A Canadian midwife’s controversial help with terminating pregnancies inspires D. K. Kennedy’s fascinating historical novel Jane’s Cure.
In the winter of 1850, Jane awaits trial in Queen’s Bay. She recounts her unconventional outsider’s story in an immersive, rearward-gazing way, including her upbringing as the daughter of a fur trapper and a mother with Mi’kmaq blood. Her family moved to the hardscrabble Queen’s Bay community when she was twenty-two. It was a place of frontier industry and hostility toward strangers, and she and her mother faced racism and misogyny there.
Following a typhoid outbreak, Jane was left alone and grieving. Thus, she became a midwife’s apprentice. And as she absorbed midwifery knowledge—including about her mentor’s views on abortion—she witnessed the domestic abuses that poorer women faced. She also made an adversary: Charles, a doctor and the husband of her dear friend Kathryn. She is jailed because her abortive herbal tincture for women’s late periods proves too successful, though a short-lived LGBTQ+ romance that strains a friendship and a separate crime of retribution also pave the way toward her troubles.
Suspense gathers as Jane’s account of the past catches up to the trial. Surprises arise, as well as reminders that there are seldom easy resolutions to disagreements about women’s bodies and reproductive choices. And key characters are introduced at a gradual rate, with Jane making interested note of the standout features of their personalities. Charles, for instance, at first seems impractical and limited in his medical knowledge; he practices bloodletting with leeches. Still, he possesses some redeeming traits. Jane’s fair-minded approach means that her later, darker revelations are all the more unsettling.

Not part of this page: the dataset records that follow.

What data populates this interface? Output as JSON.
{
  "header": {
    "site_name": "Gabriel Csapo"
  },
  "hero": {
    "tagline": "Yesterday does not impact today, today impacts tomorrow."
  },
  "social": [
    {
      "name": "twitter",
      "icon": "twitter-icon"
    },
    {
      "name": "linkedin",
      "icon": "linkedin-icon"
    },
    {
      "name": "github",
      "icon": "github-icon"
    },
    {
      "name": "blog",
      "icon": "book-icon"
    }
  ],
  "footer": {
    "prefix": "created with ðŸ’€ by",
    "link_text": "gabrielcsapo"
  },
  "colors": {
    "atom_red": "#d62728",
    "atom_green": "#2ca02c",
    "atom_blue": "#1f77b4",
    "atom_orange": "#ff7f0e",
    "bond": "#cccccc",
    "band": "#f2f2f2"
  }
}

The plot intensifies because of the divide between midwifery and accepted medicine. Its resultant tension is steeped in rich, provocative misunderstandings and sympathies. Chapters that depict Jane’s jail term focus on local people, including the chatty jailer, a madam who once used Jane’s services, and visitors whose colorful perspectives further highlight what Jane means to the townsfolk. In between their contributions, Jane loses herself in defensive thoughts regarding her work and the gendered harms that necessitate it. Her passionate message is at its strongest when it’s filtered through the stories of those whom she assists.
Jane’s Cure is a thoughtful and hopeful historical novel in which a dedicated midwife faces difficulties because of her strong relationships with other women.